L’entrepreneuriat social rassemble aujourd’hui un nombre grandissant de salariés et d’emplois : c’est à mon sens un vrai secteur d’avenir. Des universités telles que Dauphine lancent des formations lui étant exclusivement consacrées, l’ESSEC dispose de sa chaire d’entrepreneuriat social… Le domaine intéresse car il s’agit simplement d’une façon intelligente de mener son activité en alliant l’efficacité économique et le bien-être social du territoire et des personnes employées. La façon dont toutes les affaires devraient être menées sur cette planète finalement ! Beaucoup de jeunes sont attirés par les idées qu’il véhicule et je suis certaine que nous sommes face à un phénomène amené à perdurer.

Volontaire pour un service civique de 9 mois sur le point de s’achever, Margaux Dufau propose de mettre les nouvelles technologies au service des personnes âgées, pour les inciter à rester autonomes. Elle compte poursuivre le développement de son projet en mettant à dispositions des maisons de retraite des kits à destination de leurs pensionnaires, afin qu’ils se familiarisent avec ces nouvelles technologies.

Pourriez-vous décrire votre projet en quelques mots ?

Mon but est d’aider des personnes âgées en perte d’autonomie, isolées ou non, à redevenir actrices de leur quotidien grâce au numérique. Je suis partie du constat selon lequel beaucoup de personnes, en prenant de l’âge, ne pouvaient plus exercer les mêmes activités qu’auparavant. Une bonne partie d’entre elles ne sont plus dans une démarche active mais attendent qu’on les contacte, qu’on vienne leur rendre visite… J’ai donc testé les méthodologies d’accompagnement au numérique que j’ai pu trouver, notamment grâce à la Bibliothèque du Centre Pompidou, pour les adapter aux besoins et aux envies des six personnes âgées qui ont participé à mon expérimentation, au sein du centre Doisneau

Quelle ampleur pour votre projet dans les prochains mois ?

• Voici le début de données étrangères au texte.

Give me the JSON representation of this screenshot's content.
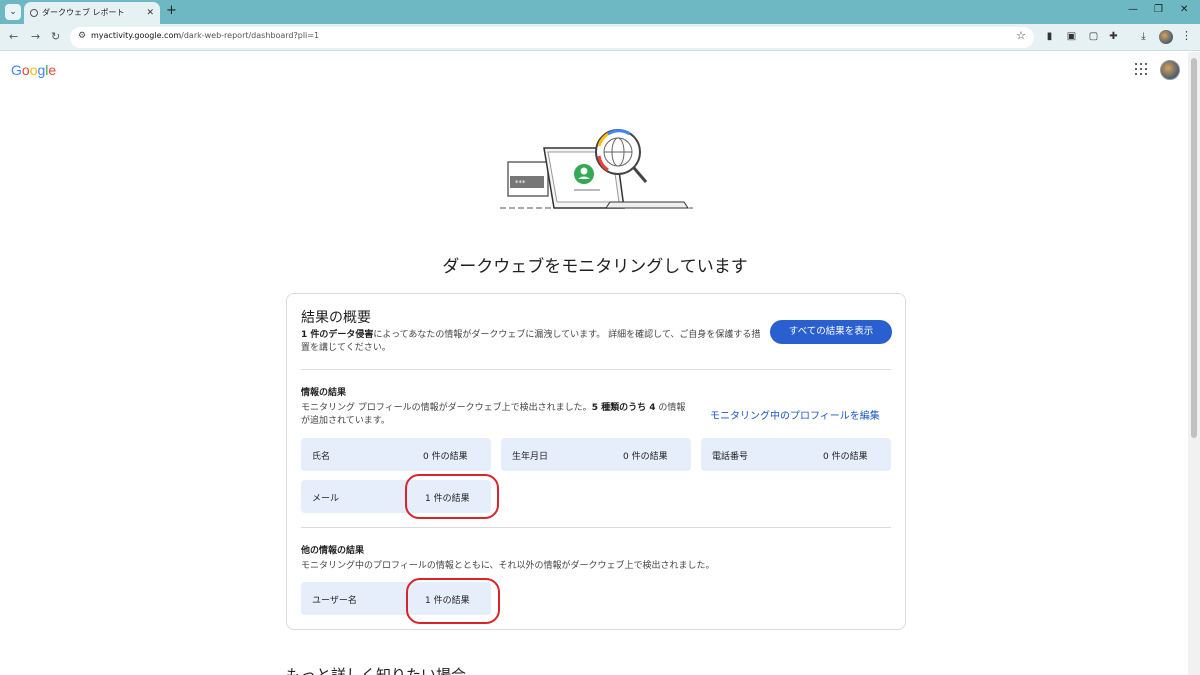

Le but de l’expérimentation est d’aboutir à l’élaboration d’un kit d’accompagnement des personnes désireuses de se mettre au numérique. Je suis actuellement en train de le réaliser à partir de tous les contenus des activités menées avec les personnes âgées que j’ai suivies pendant 3 mois. Elles ont personnellement très envie de continuer le projet, au même titre que leur maison de retraite, qui souhaite faire venir des bénévoles pour assurer cet accompagnement à plus grande échelle. Le but de mon côté sera de leur apprendre à accompagner les personnes grâce aux outils que l’on aura mis en place et de les conseiller dans ce sens.

Votre projet a été mené dans le cadre d’Unis-Cité, et plus particulièrement du programme Rêve&Réalise. Comment avez-vous entendu parler de cette association ?

Après une école de commerce, j’ai effectué un stage de fin d’études chez Ashoka, le premier réseau d’entrepreneuriat social au monde. Je travaillais sur l’accompagnement des entrepreneurs sociaux, ce qui m’a donné l’occasion de découvrir le travail de Marie Trellu, la fondatrice d’Unis-Cité. C’est en creusant davantage que j’ai découvert le programme Rêve&Réalise.

De quelle manière vous ont-ils aidée ?

Sur les 8 mois de mon service civique, j’ai bénéficié d’un encadrement de très bonne qualité, notamment grâce à une coordinatrice très à l’écoute et aux conseils de plusieurs coachs présents tout au long du projet. Le fait qu’Unis-Cité soit désormais une structure reconnue par les organisations ouvre également des portes, et il m’a été plus facile de rencontrer les bonnes personnes au bon moment. Outre le réseau, j’ai reçu une prime de service civique qui m’a permis de me lancer. Autrement, je n’aurais sans doute pas pris le temps de développer ce projet !

En parallèle de votre projet actuel, avez-vous d’autres idées liées à l’entrepreneuriat social ?

J’espère continuer à développer ce projet, ainsi qu’un autre auquel je participe actuellement : la We 4 Community, à savoir une association qui propose aux jeunes des débats et discussions autour des meilleures façons d’impulser le changement en France, et notamment par le biais de l’entrepreneuriat social.